“No,” thundered the voice; “it’s you I want, not your good, kind master, who’s been a friend to you, and who you sneer at, insult and deride, and who, Protestant as he is, tries to stop your greedy sin of eating meat on fast days. Come on!”

And he made a pass at Mike with the tormentor, which Mike dodged by going over backwards, chair and all.

“I’ll never cheek him again, by this, and by that, I won’t!” yelled Mike, as he got another prod in a fleshy part, “and I’ll never touch meat again, I won’t.” But at that he fainted. He soon came round, and was on his knees telling his beads when we entered the room, as if we were going to have a parting smoke before turning in.

“What the deuce have you been up to, Mike?” I said. “Who has been here? What is the cause of this awful smell, and what have you been making such a row about?”

“O holy Mary! sor,” whined Mike; “he’s been here.”

“Who the devil has been here, you drunken blackguard?” I shouted.

“Oh, dear sor, oh, kind sor, don’t spake disrespectfully of the Ould Gentleman; shure he’s been here, and has just left.

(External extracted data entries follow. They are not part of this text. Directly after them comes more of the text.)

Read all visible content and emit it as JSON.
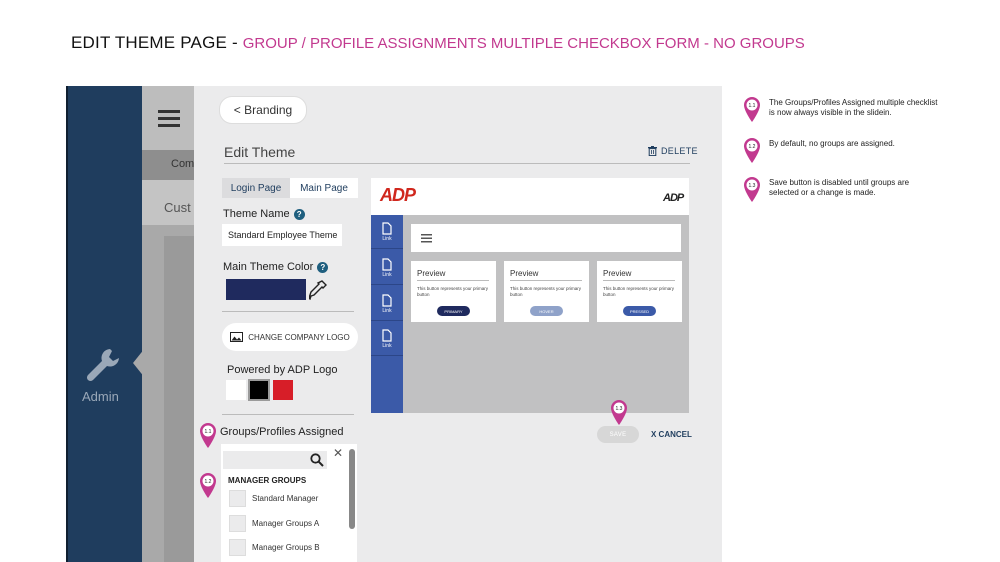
{
  "heading": {
    "main": "EDIT THEME PAGE",
    "separator": " - ",
    "sub": "GROUP / PROFILE ASSIGNMENTS MULTIPLE CHECKBOX FORM - NO GROUPS"
  },
  "background_app": {
    "band_text": "Com",
    "section_text": "Cust",
    "admin_label": "Admin"
  },
  "panel": {
    "back_button": "< Branding",
    "title": "Edit Theme",
    "delete_label": "DELETE",
    "tabs": [
      {
        "label": "Login Page",
        "active": false
      },
      {
        "label": "Main Page",
        "active": true
      }
    ],
    "theme_name_label": "Theme Name",
    "theme_name_value": "Standard Employee Theme",
    "main_color_label": "Main Theme Color",
    "main_color_value": "#1f2a5e",
    "change_logo_label": "CHANGE COMPANY LOGO",
    "powered_label": "Powered by ADP Logo",
    "powered_options": [
      {
        "color": "#ffffff",
        "selected": false
      },
      {
        "color": "#000000",
        "selected": true
      },
      {
        "color": "#d71e28",
        "selected": false
      }
    ],
    "groups_label": "Groups/Profiles Assigned",
    "group_section_title": "MANAGER GROUPS",
    "group_items": [
      {
        "label": "Standard Manager",
        "checked": false
      },
      {
        "label": "Manager Groups A",
        "checked": false
      },
      {
        "label": "Manager Groups B",
        "checked": false
      }
    ],
    "save_label": "SAVE",
    "cancel_label": "X CANCEL"
  },
  "preview": {
    "logo_text": "ADP",
    "small_logo_text": "ADP",
    "side_items": [
      "Link",
      "Link",
      "Link",
      "Link"
    ],
    "cards": [
      {
        "title": "Preview",
        "text": "This button represents your primary button",
        "button": "PRIMARY",
        "button_color": "#1f2a5e"
      },
      {
        "title": "Preview",
        "text": "This button represents your primary button",
        "button": "HOVER",
        "button_color": "#8fa2c9"
      },
      {
        "title": "Preview",
        "text": "This button represents your primary button",
        "button": "PRESSED",
        "button_color": "#3b5aa8"
      }
    ]
  },
  "notes": [
    {
      "number": "1.1",
      "text": "The Groups/Profiles Assigned multiple checklist is now always visible in the slidein."
    },
    {
      "number": "1.2",
      "text": "By default, no groups are assigned."
    },
    {
      "number": "1.3",
      "text": "Save button is disabled until groups are selected or a change is made."
    }
  ],
  "colors": {
    "accent_pink": "#c2398f",
    "nav_blue": "#1f3d5e",
    "preview_blue": "#3b5aa8"
  }
}
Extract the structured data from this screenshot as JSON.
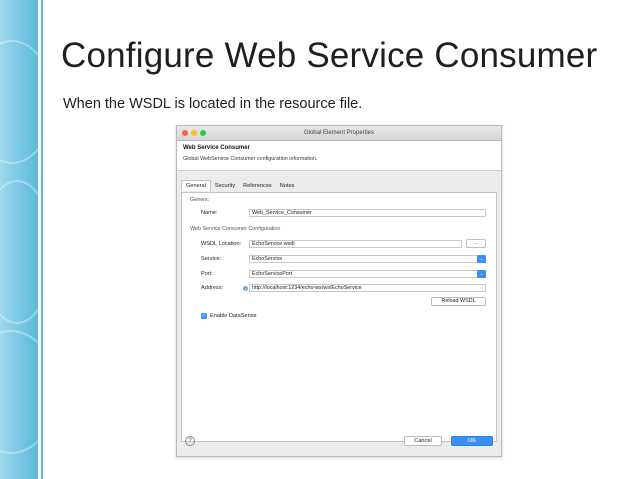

Oh, sor; I’ll repent, I will. For God’s sake send for the holy father. What will I do? What will I do?”

We got him to his quarters at last, and next morning Mike was a changed man. Although still by nature cross-grained, yet a more respectful servant or a better comrade could not be found on a month’s trek, and he stayed with me till he died, two years afterwards, regretted by everyone who knew him. R.I.P.